Et qu’est ce que j’ai découvert toute seule, très jeune? Tout ce qui est RNB un peu des années des années 2000, un peu Neyo, Usher. Et tout ça. J’aimais bien. Je trouve qu’en France, il manquait un peu de ça et et voilà. Mais j’ai l’impression que mes goûts musicaux, ils n’ont pas changé. Je ne sais pas comment expliquer. Je ne suis pas dans le dégoût, tu vois, même si ça me rappelle des choses tristes. C’est des choses qui ont fait ce que je suis et j’espère arriver à faire et à construire un univers comme ils l’ont créé.

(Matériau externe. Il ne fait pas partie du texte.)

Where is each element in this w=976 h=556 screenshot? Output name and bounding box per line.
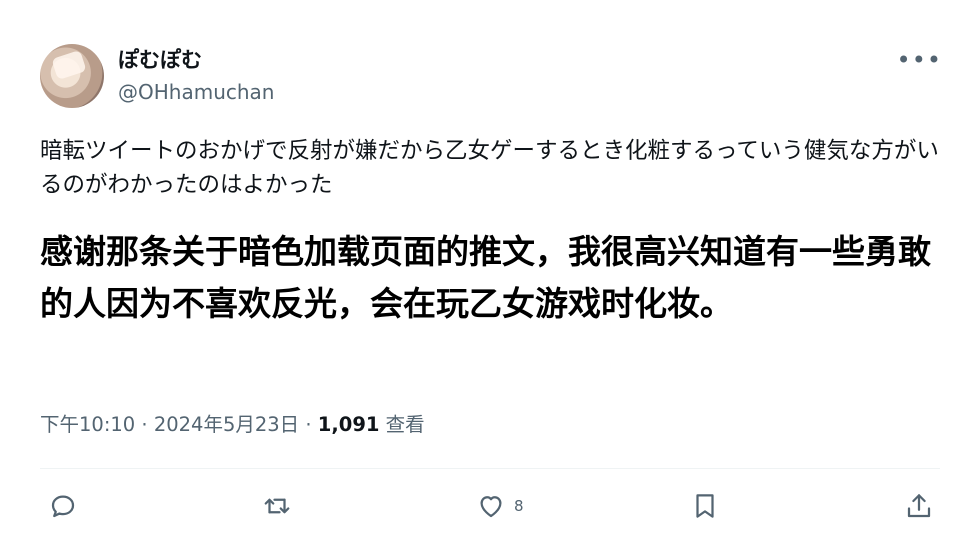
- reply-button[interactable]: [48, 488, 78, 524]
- retweet-button[interactable]: [262, 488, 292, 524]
- tweet-meta: 下午10:10 · 2024年5月23日 · 1,091 查看: [40, 410, 425, 440]
- like-count: 8: [514, 497, 524, 515]
- meta-separator: ·: [305, 413, 312, 436]
- action-bar: 8: [0, 484, 976, 528]
- like-button[interactable]: 8: [476, 488, 524, 524]
- views-count: 1,091: [317, 413, 380, 436]
- display-name[interactable]: ぽむぽむ: [118, 46, 202, 74]
- tweet-time[interactable]: 下午10:10: [40, 413, 135, 436]
- share-button[interactable]: [904, 488, 934, 524]
- bookmark-icon: [696, 494, 714, 518]
- more-options-icon[interactable]: •••: [897, 48, 942, 72]
- tweet-date[interactable]: 2024年5月23日: [154, 413, 299, 436]
- divider: [40, 468, 940, 469]
- tweet-text-japanese: 暗転ツイートのおかげで反射が嫌だから乙女ゲーするとき化粧するっていう健気な方がい…: [40, 138, 939, 198]
- heart-icon: [480, 496, 502, 518]
- bookmark-button[interactable]: [690, 488, 720, 524]
- views-label: 查看: [385, 413, 425, 436]
- share-icon: [907, 494, 931, 518]
- tweet-text-chinese: 感谢那条关于暗色加载页面的推文，我很高兴知道有一些勇敢的人因为不喜欢反光，会在玩…: [40, 232, 931, 323]
- reply-icon: [51, 495, 75, 518]
- user-handle[interactable]: @OHhamuchan: [118, 78, 274, 106]
- retweet-icon: [264, 498, 290, 514]
- meta-separator: ·: [141, 413, 148, 436]
- avatar[interactable]: [40, 44, 104, 108]
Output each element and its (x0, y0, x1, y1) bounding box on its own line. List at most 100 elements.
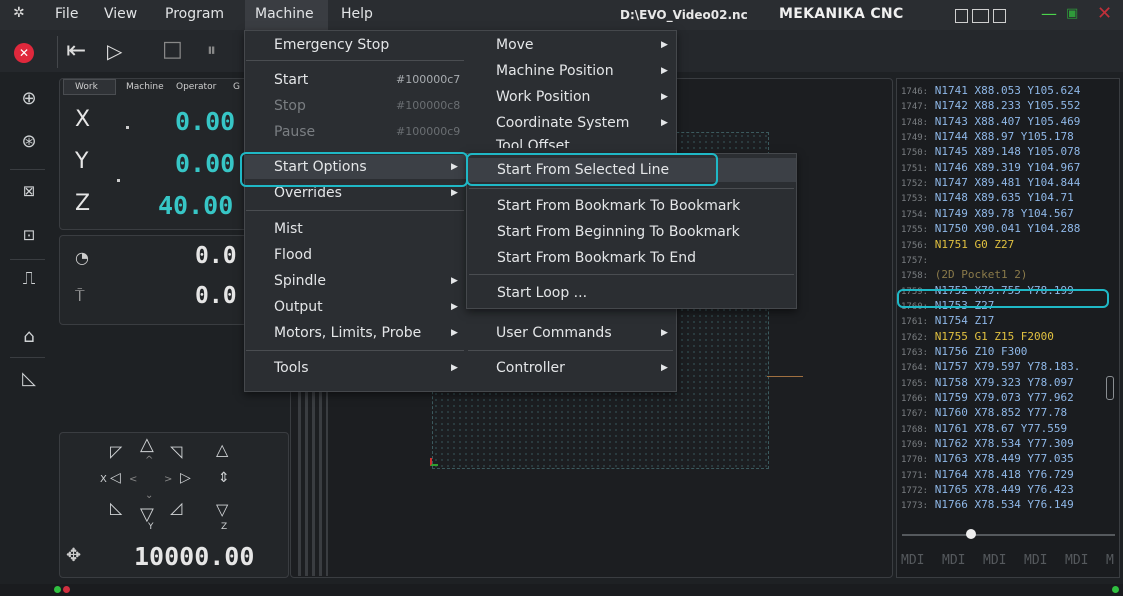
submenu-arrow-icon: ▶ (451, 363, 458, 373)
gcode-line[interactable]: 1763: N1756 Z10 F300 (901, 345, 1027, 358)
gcode-line[interactable]: 1758: (2D Pocket1 2) (901, 268, 1027, 281)
gcode-line[interactable]: 1762: N1755 G1 Z15 F2000 (901, 330, 1054, 343)
code-scrollbar[interactable] (1106, 376, 1114, 400)
menu-help[interactable]: Help (341, 6, 373, 22)
jog-x-label: X (100, 474, 107, 485)
submenu-arrow-icon: ▶ (661, 40, 668, 50)
gcode-line[interactable]: 1773: N1766 X78.534 Y76.149 (901, 498, 1074, 511)
jog-up-right-icon[interactable]: ◹ (170, 442, 182, 461)
menu-machine[interactable]: Machine (255, 6, 314, 22)
line-number: 1770: (901, 455, 929, 466)
gcode-line[interactable]: 1767: N1760 X78.852 Y77.78 (901, 406, 1067, 419)
menu-item-start-loop[interactable]: Start Loop ... (467, 281, 796, 305)
mdi-label[interactable]: MDI (901, 553, 924, 568)
mdi-label[interactable]: MDI (983, 553, 1006, 568)
menu-item-output[interactable]: Output ▶ (244, 295, 466, 319)
menu-item-spindle[interactable]: Spindle ▶ (244, 269, 466, 293)
gcode-line[interactable]: 1746: N1741 X88.053 Y105.624 (901, 84, 1080, 97)
gcode-line[interactable]: 1761: N1754 Z17 (901, 314, 994, 327)
menu-item-mist[interactable]: Mist (244, 217, 466, 241)
menu-item-start-beginning-to-bookmark[interactable]: Start From Beginning To Bookmark (467, 220, 796, 244)
jog-up-left-icon[interactable]: ◸ (110, 442, 122, 461)
gcode-line[interactable]: 1749: N1744 X88.97 Y105.178 (901, 130, 1074, 143)
line-code: N1748 X89.635 Y104.71 (934, 191, 1074, 205)
target-icon[interactable]: ⊕ (17, 87, 41, 111)
jog-z-up-icon[interactable]: △ (216, 440, 228, 459)
jog-z-down-icon[interactable]: ▽ (216, 500, 228, 519)
xy-target-icon[interactable]: ⊛ (17, 130, 41, 154)
layout-3-icon[interactable] (993, 9, 1006, 23)
menu-item-stop: Stop #100000c8 (244, 94, 466, 118)
jog-down-right-icon[interactable]: ◿ (170, 498, 182, 517)
menu-item-start[interactable]: Start #100000c7 (244, 68, 466, 92)
jog-z-both-icon[interactable]: ⇕ (218, 470, 230, 486)
menu-item-start-bookmark-to-end[interactable]: Start From Bookmark To End (467, 246, 796, 270)
emergency-stop-icon[interactable]: ✕ (14, 43, 34, 63)
gcode-line[interactable]: 1764: N1757 X79.597 Y78.183. (901, 360, 1080, 373)
jog-down-left-icon[interactable]: ◺ (110, 498, 122, 517)
close-icon[interactable]: ✕ (1097, 3, 1112, 24)
layout-2-icon[interactable] (972, 9, 989, 23)
code-hslider-handle[interactable] (966, 529, 976, 539)
menu-item-coordinate-system[interactable]: Coordinate System ▶ (466, 111, 675, 135)
menu-item-controller[interactable]: Controller ▶ (466, 356, 675, 380)
menu-item-tool-offset[interactable]: Tool Offset (466, 134, 675, 148)
menu-item-start-bookmark-to-bookmark[interactable]: Start From Bookmark To Bookmark (467, 194, 796, 218)
menu-view[interactable]: View (104, 6, 137, 22)
jog-right-icon[interactable]: ▷ (180, 470, 191, 486)
mdi-label[interactable]: M (1106, 553, 1114, 568)
line-number: 1748: (901, 117, 929, 128)
gcode-line[interactable]: 1756: N1751 G0 Z27 (901, 238, 1014, 251)
set-square-icon[interactable]: ◺ (17, 367, 41, 391)
gcode-line[interactable]: 1755: N1750 X90.041 Y104.288 (901, 222, 1080, 235)
menu-item-motors-limits-probe[interactable]: Motors, Limits, Probe ▶ (244, 321, 466, 345)
menu-item-flood[interactable]: Flood (244, 243, 466, 267)
tab-machine[interactable]: Machine (126, 82, 164, 92)
menu-item-machine-position[interactable]: Machine Position ▶ (466, 59, 675, 83)
gcode-line[interactable]: 1747: N1742 X88.233 Y105.552 (901, 99, 1080, 112)
layout-1-icon[interactable] (955, 9, 968, 23)
gcode-line[interactable]: 1751: N1746 X89.319 Y104.967 (901, 161, 1080, 174)
menu-item-tools[interactable]: Tools ▶ (244, 356, 466, 380)
tab-work[interactable]: Work (75, 82, 98, 92)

Alex : T’es une femme qui fait du rap, on doit forcément te parler de Diam’s souvent…
Zinée : Aaaah mais Diam’s c’était mon premier concert. Un Zénith de Toulouse en plus.
Alex : Est-ce que c’est compliqué d’être une femme dans le rap ? Je ne sais pas si tu as vu la saison 2 de « Validé » sur le sujet ?
Zinée : Ouais j’ai vu pour la série… Pour moi, je te dirais que non. Actuellement, non. Parce que moi, je suis hyper bien entourée par des gens bienveillants. Et justement, donc, ils me disent : « On n’attend que ça et tout ». Et du coup, il y a un peu, tu vois, ce truc dans le milieu, c’est OK de fou, mais je pense qu’il y a beaucoup de choses à changer…
Tu vois, déjà il faudrait arrêter de qualifier le rap de féminin, tu vois dans les playlists sur Spotify ou ailleurs. Ce genre de choses pense que ça peut aider quand même, ça peut aider un peu le fait de normaliser complètement la chose. Je pense que ça peut grave aider. Peut être qu’un jour, je rencontrerai du sexisme dans le travail. C’est possible, mais vraiment, pour l’instant, ça ne m’est jamais arrivé. Donc, je reste assez optimiste par rapport à ça, tu vois? Et si ça peut aider des jeunes filles qui viennent me voir après plusieurs concerts et me dire : « ça m’a trop trop donné envie de faire du son, de faire un disque… »… Le bonheur. On veut aller vers ça quoi.
Alex : Et la scène, t’en as fait beaucoup…?
Zinée : Ah non… (elle fait un signe avec 4 doigts levés)… On peut les compter sur les doigts d’une main. (rires). Ce soir, ça sera ma cinquième fois, ma cinquième date. Mais j’avoue, j’aime déjà un peu trop ça.
Alex : Ah ben j’allais poser la question de savoir si ça t’angoissait ?
Zinée : Si, si… ça m’angoisse. Je me mets dans un état, mais c’est un truc où je me mets la pression à moi-même et je me dis : « J’espère que ça va être encore mieux que la dernière fois ». Je regarde même les premières vidéos de mes concerts, le dernier à Nantes. Je vois déjà que j’améliore, que j’y prends goût. Ça se voit dans les interactions, l’énergie…. Et c’est trop agréable de voir les gens chanter ces chansons, voir que tu fais participer des gens, qu’il y ait des gens qui ressentent les mêmes choses que toi. Je crois qu’on fait de la musique aussi pour ça. Pour l’instant, je ne suis pas dans une dynamique où j’ai peur de ça ou je veux juste être un rat de studio pour l’instant. Vraiment, c’est un truc que j’aime bien alterner. Ça me fait du bien de voir des gens, surtout après la période qu’on a passé.
Alex : Et bientôt une date à Toulouse, à la maison ?
Zinée : Ah mais j’espère. Je veux jouer à domicile. Franchement, ça serait un peu le Saint-Graal. C’est un truc que j’attends vraiment. J’ai travaillé un peu au Bikini et tout ça. C’est un truc que j’ai connu en interne. Me dire que peut être un jour, je serai sur scène, là-bas. Wow. Ça, ça me ferait du bien. Même si je passe au Connexion. Ou au Métronome. Je connais quelqu’un qui travaille dans les affiches là-bas…. J’ai trop hâte de jouer chez moi. C’est juste de jouer à domicile. J’ai hâte. Toulouse, ça m’a trop bercé. Je suis trop contente d’avoir grandi là-bas. J’ai vraiment hâte d’y retourner.
Le rendez-vous est donc pris avec Zinée. Ecoutez vite son EP « Cobalt« , qu’on ne soit plus les seuls à attendre impatiemment la sortie de son premier album.